My team at work now has a daily personal learning time called “egg time” — its a slightly silly story involving a manager who was good at taking some time to learn things each day, and an egg shaped chair.
Today I decided that I should read this paper about container image loading in AWS lambda, as recommended by Robert Collins on LinkedIn. The paper details the work they had to do to transition from all Lambda functions being packaged as relatively small zip files (250mb), to relatively large Docker containers (10gb+) while maintaining their aggressive target cold-start time of 50ms.
The paper starts by making some relatively obvious points: that Docker images are very cachable; and that they contain often reused layers. It also just throws out this initially surprising to me statement that only 6.4% of a container image’s data is actually ever used — this paper is referenced as a source for that number and definitely deserves a read later. They refer to this property as “sparsity”.
It then moves on to explore how AWS was able to exploit the sparsity of images in a different manner than previous implementations (slacker and starlight specifically). Instead of creating a fileystem oriented interface that uses overlayfs to mount each layer one on top of the other, they pre-render container images into ext4 filesystem block devices. This is a concept I’ve played with a little with Occy Strap, although not as much as I had intended to. Specifically, Occy Strap is capable of rendering a container image to a filesystem rendition without using overlayfs, but it does that more so you can inspect the image contents than to avoid IO entirely. The pre-rendering is definitely an interesting idea, and conceptually similar to Shaken Fist‘s idea of cached transcodes for virtual machine images. I should note that AWS has modified the ext4 implementation used to be deterministic about the filesystem created, so that the differences between different versions of a container image are also minimised.
The next part is really interesting to me as well — the ext4 block device images are then split into chunks, and those chunks named for their content (think named with a hash of their content), so that chunks which are shared between container images are only stored once. This is exactly what Blockstash is doing with virtual machine images, except I picked large values for the chunk size to reduce HTTP requests, and AWS picked 512KiB to ensure storage efficiency.
The chunks are then routed into the firecracker micro VM which runs a Lambda function by way of virtio, FUSE, and a local agent, which on-demand loads chunks as they are read.
AWS throws in a wild statistic at this point — 80% of uploaded Lambda functions contain zero unique chunks!
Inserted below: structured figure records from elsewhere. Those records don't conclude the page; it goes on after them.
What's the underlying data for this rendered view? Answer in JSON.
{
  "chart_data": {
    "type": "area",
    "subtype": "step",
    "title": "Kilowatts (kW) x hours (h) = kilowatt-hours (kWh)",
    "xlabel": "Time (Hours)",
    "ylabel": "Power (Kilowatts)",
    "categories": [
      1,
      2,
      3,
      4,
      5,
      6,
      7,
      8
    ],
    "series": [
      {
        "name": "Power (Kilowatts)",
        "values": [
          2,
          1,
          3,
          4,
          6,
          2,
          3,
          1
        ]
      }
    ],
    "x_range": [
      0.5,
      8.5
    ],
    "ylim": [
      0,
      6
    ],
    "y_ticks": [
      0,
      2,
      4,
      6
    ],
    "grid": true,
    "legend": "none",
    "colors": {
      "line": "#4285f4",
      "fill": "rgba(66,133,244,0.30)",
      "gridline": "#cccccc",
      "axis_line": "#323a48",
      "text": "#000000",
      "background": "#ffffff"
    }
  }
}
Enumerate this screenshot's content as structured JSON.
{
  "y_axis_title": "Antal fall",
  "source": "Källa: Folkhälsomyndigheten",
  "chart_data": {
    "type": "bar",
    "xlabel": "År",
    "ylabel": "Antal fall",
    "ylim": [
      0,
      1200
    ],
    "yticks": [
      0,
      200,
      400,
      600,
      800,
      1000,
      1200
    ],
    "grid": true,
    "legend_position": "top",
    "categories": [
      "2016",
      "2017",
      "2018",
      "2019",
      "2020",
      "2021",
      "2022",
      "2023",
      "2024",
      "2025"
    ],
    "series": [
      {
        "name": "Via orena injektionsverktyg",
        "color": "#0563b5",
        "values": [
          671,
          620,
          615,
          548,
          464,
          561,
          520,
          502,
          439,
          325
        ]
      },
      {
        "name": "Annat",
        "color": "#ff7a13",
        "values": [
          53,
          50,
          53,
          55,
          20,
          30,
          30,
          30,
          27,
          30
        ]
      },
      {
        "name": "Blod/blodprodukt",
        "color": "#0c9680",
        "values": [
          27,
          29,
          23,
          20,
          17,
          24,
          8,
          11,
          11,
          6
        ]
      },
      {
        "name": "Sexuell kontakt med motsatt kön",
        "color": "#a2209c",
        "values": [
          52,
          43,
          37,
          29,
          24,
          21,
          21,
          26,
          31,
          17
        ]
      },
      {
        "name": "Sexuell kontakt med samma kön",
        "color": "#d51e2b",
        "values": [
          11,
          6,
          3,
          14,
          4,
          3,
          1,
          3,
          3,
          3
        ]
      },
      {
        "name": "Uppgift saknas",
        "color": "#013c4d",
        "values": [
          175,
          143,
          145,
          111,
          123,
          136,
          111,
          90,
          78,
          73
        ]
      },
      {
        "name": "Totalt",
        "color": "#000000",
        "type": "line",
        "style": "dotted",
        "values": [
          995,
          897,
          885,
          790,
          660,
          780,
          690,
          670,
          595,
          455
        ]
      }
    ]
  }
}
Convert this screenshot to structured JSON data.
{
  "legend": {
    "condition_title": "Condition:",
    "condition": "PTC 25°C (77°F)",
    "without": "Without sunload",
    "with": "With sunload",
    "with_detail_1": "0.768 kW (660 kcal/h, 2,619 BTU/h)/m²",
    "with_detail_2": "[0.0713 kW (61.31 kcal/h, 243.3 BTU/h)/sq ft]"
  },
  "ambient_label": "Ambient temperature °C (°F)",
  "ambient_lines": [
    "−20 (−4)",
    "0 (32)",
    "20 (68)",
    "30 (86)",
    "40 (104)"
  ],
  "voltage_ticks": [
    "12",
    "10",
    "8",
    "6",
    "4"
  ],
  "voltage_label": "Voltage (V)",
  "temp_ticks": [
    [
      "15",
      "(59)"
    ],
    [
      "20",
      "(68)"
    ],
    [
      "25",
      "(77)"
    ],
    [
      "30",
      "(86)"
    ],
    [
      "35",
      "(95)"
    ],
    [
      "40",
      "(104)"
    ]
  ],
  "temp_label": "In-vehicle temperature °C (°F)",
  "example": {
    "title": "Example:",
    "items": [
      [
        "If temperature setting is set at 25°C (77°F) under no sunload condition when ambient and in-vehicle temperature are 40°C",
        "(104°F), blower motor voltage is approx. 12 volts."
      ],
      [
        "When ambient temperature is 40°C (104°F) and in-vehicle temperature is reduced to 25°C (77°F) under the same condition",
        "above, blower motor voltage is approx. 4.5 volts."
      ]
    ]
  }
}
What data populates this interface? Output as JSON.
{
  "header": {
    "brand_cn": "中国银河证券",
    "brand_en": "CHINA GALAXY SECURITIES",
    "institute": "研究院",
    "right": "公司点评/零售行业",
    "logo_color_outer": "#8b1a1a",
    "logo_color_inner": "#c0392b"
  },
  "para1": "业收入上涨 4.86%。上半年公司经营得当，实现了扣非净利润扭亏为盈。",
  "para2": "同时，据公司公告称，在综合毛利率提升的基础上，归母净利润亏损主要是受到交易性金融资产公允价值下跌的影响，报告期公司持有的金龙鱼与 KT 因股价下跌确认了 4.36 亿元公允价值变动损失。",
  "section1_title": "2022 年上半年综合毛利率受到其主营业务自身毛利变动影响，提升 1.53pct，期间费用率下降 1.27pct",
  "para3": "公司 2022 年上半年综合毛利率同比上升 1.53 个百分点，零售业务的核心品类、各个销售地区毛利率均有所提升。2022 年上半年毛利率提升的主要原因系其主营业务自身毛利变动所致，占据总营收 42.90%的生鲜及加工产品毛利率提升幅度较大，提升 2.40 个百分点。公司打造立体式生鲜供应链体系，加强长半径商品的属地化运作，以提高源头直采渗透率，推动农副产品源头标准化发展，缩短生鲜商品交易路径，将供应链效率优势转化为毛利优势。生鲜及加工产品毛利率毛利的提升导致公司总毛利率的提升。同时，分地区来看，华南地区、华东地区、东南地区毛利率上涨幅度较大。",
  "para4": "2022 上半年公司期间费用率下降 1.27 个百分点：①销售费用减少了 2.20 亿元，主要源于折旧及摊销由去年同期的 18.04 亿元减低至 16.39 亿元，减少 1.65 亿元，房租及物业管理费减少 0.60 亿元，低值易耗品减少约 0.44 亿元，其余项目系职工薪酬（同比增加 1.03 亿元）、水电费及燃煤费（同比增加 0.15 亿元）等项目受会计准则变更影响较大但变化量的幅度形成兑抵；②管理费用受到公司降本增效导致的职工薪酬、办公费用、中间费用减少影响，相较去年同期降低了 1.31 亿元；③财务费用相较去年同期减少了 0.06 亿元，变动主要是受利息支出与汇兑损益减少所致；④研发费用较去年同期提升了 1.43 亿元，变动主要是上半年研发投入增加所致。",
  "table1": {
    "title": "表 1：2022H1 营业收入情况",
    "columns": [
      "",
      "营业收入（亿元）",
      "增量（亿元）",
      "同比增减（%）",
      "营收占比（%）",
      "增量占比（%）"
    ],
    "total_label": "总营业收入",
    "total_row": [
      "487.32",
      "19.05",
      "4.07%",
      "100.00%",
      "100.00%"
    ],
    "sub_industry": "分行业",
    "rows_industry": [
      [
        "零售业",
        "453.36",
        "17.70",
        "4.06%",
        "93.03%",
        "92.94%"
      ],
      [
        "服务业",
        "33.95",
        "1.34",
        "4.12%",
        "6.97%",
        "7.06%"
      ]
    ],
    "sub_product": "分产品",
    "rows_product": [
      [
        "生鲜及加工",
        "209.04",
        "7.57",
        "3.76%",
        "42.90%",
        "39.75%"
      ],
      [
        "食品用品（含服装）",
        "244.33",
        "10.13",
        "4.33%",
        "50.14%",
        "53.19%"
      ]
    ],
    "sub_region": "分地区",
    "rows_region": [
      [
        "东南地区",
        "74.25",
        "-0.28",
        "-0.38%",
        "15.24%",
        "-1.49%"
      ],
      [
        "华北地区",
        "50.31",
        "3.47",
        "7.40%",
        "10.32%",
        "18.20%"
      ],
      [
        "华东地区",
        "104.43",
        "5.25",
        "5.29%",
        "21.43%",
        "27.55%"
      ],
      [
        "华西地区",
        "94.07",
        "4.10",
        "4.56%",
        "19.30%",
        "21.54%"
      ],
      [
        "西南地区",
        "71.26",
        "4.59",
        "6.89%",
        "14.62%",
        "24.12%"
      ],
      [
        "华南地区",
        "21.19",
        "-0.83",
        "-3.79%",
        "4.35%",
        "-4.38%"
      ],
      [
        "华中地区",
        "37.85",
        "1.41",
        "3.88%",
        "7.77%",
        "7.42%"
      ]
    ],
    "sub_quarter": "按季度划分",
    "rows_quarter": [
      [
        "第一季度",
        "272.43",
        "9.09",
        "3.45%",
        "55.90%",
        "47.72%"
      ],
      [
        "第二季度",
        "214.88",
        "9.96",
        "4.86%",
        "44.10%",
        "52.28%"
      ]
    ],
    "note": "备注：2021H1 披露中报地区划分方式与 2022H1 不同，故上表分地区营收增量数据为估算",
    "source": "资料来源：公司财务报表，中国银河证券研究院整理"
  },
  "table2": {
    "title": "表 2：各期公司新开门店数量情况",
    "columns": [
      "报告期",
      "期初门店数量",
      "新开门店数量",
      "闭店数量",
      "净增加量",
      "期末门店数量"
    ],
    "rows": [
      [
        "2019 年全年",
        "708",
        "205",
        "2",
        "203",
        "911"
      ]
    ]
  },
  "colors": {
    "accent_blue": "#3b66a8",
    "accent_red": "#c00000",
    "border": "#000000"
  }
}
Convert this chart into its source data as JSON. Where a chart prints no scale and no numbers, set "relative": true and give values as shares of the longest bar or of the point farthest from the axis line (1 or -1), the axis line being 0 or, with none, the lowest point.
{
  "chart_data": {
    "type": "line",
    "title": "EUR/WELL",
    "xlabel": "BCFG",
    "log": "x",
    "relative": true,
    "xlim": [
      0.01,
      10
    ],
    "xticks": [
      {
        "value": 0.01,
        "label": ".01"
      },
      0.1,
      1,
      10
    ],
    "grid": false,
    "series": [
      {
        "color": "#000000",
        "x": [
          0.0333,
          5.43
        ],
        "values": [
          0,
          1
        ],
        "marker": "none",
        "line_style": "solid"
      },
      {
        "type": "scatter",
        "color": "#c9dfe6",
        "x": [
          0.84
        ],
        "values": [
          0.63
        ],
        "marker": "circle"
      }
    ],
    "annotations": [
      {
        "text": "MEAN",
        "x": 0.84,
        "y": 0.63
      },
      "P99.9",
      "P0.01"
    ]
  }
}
That is, they’re re-uploads of previously seen container images. AWS points the finger at CI/CD systems for this behaviour, which seems reasonable to me. Of the remaining 20% of uploaded functions, the mean number of unique chunks is 4.3%, with a median of 2.5%. AWS is also quite clever, and stores their chunks encrypted, so that a given hypervisor only has access to the chunks it needs to run current workloads, and the content of container images is still confidential, whilst still being able to deduplicate those chunks across images from different customers. They do this via convergent encryption, as defined by FARSITE.
This raises two questions I don’t have answers to right now: how deterministic are the filesystems created by diskimage-builder, which is the source of the images for Blockstash; and how much of those images is actually used in the average runtime of a virtual machine? I suspect a custom virtio block driver for qemu / KVM virtual machines would be an interesting way to waste a few weeks one day. AWS’ initial implementation for their custom virtio driver was with FUSE, but they report performance problems because of the context switches required. I wonder if nbd would work reasonably?
Overall this paper was excellent and well worth the time to read if you’re interested in the performance of containerized systems.